When I think of a Thanksgiving Day meal, I picture a Norman Rockwell painting of an extended family around the table with a huge golden roasted turkey as the centrepiece. Bowls of steaming vegetables, stuffing, gravy, cranberry sauce, and pumpkin pie are waiting to be served. The family is holding hands, and before grace is pronounced, each one around the table shares one thing for which they are thankful.
Dad starts, “I’m thankful that at 50 years of age I have lost my job, and despite looking for six months I’m still unemployed.” Uncle Tom is next, “I’m thankful my throat cancer has returned and they tell me this time I won’t survive.” We continue around the table to hear others give thanks: teenager Tom for failing his exams so he needs to repeat the year; Aunt Rose for a year of depression and suicidal thoughts; and young Jimmy for his broken arm that never mended.
This is a strange and bizarre scene.
What do any of them have to be thankful for? Is this what the Apostle Paul meant when he said, “Be thankful in all circumstances, for this is God’s will for you who belong to Christ Jesus” in 1 Thessalonians 5:18?
Does this scripture really mean we are to be thankful for the disasters, hard-times and pain of our lives?
If we have problems being thankful in all our circumstances, what about our clients who are struggling with mental and physical health problems, financial problems and an uncertain future?
Paul urges us to be thankful in all circumstances, not for all circumstances.

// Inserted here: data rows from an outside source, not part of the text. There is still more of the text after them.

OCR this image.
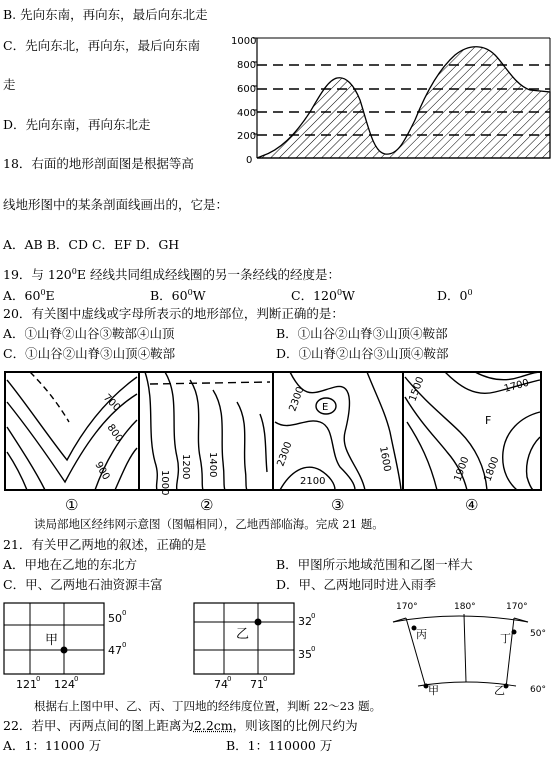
B. 先向东南，再向东，最后向东北走
C．先向东北，再向东，最后向东南
走
D．先向东南，再向东北走
18．右面的地形剖面图是根据等高
线地形图中的某条剖面线画出的，它是：
A．AB B．CD C．EF D．GH
1000
800
600
400
200
0
19．与 $120^0E$ 经线共同组成经线圈的另一条经线的经度是：
A．$60^0E$	B．$60^0W$	C．$120^0W$	D．$0^0$
20．有关图中虚线或字母所表示的地形部位，判断正确的是：
A．①山脊②山谷③鞍部④山顶	B．①山谷②山脊③山顶④鞍部
C．①山谷②山脊③山顶④鞍部	D．①山脊②山谷③山顶④鞍部
700
800
900	1000
1200 1400
E
2300
2300
2100
1600
F
1500	1700
1800
1900
①	②	③	④
读局部地区经纬网示意图（图幅相同），乙地西部临海。完成 21 题。
21．有关甲乙两地的叙述，正确的是
A．甲地在乙地的东北方	B．甲图所示地域范围和乙图一样大
C．甲、乙两地石油资源丰富	D．甲、乙两地同时进入雨季
甲
50 0
47 0
121 0 124 0
乙
32 0
35 0
74 0 71 0
170°	180°	170°
丙	丁
甲	乙
50°
60°
根据右上图中甲、乙、丙、丁四地的经纬度位置，判断 22～23 题。
22．若甲、丙两点间的图上距离为2.2cm，则该图的比例尺约为
A．1：11000 万	B．1：110000 万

Paul wrote these words from a Roman jail. Shackled to a guard while awaiting execution, yet he was still giving thanks. In that situation he found that God was with him, strengthening him. He was thankful for the small blessings that he still had, paper to write to the churches and visits from friends. Finally, he was trusting in God’s promise of eternal life and wrote, “Yet what we suffer now is nothing compared to the glory Christ will reveal to us later” Romans 8:18.
Let’s remember to be grateful and celebrate in all circumstances as we strive to be “The Hand of God, in the Heart of the City.”
Major David Oldford
Director of Spiritual Care
Thankful for your presence and support, thankful for the little blessings of life, and thankful for your promises that give us hope.